Secrets & Key Management
AWS Secrets Manager, Azure Key Vault, HashiCorp Vault, KMS
Secrets management ensures that database passwords, API keys, TLS certificates, and encryption keys are never hardcoded or stored in version control. AWS Secrets Manager provides automatic rotation for RDS, Redshift, and DocumentDB credentials via Lambda; Azure Key Vault stores secrets, keys, and certificates with HSM-backed options; and HashiCorp Vault is the cloud-agnostic leader supporting dynamic secrets, PKI, and multiple auth methods.
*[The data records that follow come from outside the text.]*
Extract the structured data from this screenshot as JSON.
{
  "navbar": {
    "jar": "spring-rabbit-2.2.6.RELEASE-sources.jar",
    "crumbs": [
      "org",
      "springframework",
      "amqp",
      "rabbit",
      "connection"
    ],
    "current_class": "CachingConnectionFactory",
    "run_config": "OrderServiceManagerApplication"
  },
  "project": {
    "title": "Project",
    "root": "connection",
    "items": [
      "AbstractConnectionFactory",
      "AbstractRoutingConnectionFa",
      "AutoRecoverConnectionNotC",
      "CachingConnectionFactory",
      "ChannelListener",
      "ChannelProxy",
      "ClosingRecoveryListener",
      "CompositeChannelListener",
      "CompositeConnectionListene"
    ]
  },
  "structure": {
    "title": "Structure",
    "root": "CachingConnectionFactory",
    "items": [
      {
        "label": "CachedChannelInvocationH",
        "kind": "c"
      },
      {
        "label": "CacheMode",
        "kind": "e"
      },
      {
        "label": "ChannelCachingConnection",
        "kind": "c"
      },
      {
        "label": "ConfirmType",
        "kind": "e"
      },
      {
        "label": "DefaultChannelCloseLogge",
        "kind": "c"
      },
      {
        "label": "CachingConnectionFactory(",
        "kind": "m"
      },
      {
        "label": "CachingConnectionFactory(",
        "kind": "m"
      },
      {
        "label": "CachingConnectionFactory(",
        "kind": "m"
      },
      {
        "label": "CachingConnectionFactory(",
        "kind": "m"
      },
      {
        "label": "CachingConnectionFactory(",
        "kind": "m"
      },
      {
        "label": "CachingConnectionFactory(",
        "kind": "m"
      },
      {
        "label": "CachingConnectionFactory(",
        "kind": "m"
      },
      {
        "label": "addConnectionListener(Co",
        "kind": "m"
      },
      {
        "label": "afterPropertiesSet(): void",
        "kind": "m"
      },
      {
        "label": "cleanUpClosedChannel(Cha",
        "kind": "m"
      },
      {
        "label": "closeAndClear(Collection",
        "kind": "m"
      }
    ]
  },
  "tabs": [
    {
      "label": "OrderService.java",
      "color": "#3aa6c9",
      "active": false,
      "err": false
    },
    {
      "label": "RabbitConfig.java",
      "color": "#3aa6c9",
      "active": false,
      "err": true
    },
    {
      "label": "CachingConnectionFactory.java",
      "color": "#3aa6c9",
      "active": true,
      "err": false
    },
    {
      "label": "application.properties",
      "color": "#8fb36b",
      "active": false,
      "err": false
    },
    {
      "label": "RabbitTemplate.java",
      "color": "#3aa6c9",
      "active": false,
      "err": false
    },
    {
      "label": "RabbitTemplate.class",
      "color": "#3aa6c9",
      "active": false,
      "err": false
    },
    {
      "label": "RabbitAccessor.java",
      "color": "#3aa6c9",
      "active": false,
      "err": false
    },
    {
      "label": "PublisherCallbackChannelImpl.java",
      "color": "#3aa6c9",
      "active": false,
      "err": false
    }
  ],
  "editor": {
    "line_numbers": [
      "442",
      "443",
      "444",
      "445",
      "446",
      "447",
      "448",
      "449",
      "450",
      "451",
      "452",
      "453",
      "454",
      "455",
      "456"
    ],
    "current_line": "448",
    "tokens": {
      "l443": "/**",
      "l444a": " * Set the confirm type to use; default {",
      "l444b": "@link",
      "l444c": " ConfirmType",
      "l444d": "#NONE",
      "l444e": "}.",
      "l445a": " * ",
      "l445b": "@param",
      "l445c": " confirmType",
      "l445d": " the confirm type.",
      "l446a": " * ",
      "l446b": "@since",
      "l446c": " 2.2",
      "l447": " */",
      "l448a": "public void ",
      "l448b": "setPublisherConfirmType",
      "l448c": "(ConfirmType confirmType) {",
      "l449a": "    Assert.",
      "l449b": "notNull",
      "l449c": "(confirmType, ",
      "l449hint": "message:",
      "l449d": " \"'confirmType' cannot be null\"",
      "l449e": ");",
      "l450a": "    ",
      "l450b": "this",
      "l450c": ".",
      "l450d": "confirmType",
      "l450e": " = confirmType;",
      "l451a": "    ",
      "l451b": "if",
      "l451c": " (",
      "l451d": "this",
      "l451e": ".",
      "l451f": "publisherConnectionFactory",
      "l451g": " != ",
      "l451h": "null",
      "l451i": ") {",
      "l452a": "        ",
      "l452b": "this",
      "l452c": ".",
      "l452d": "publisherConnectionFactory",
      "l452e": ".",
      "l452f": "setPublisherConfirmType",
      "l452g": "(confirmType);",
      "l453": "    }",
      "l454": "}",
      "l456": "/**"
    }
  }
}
All integrate with AWS KMS / Azure Key Vault / GCP Cloud KMS for envelope encryption of secrets at rest.
Key Points
- AWS Secrets Manager rotation works by calling a Lambda function on a configurable schedule (e.g., every 30 days); the old secret remains valid during rotation window to avoid downtime.
- AWS KMS Customer Managed Keys (CMKs) allow full audit of key usage via CloudTrail, key rotation every 365 days, and cross-account sharing for multi-account architectures.
- Azure Key Vault Soft Delete (90-day retention) and Purge Protection prevent accidental or malicious deletion of keys used to encrypt production data.
- HashiCorp Vault dynamic secrets: Vault generates short-lived, just-in-time credentials (e.g., a PostgreSQL user valid for 1 hour) — eliminates shared, long-lived database passwords.
- Envelope encryption: data is encrypted with a Data Encryption Key (DEK); the DEK itself is encrypted with a Key Encryption Key (KEK) stored in KMS — rotating KEK does not require re-encrypting all data.
- Kubernetes secrets are base64-encoded (not encrypted) by default — always enable etcd encryption at rest and use External Secrets Operator to sync from Vault/AWS Secrets Manager.
- Vault AppRole auth and Kubernetes auth methods allow applications to authenticate to Vault without static credentials, using a role ID + secret ID or a pod service account JWT respectively.
- Secret sprawl audit: use AWS Config rules, Azure Policy, or Vault's lease/accessor audit log to detect secrets that have not been rotated within policy windows.
Real-World Example
HashiCorp Vault is used by Pinterest to manage 1000+ secrets across its microservices, with dynamic database credentials reducing the blast radius of a compromised service to under one hour of credential validity.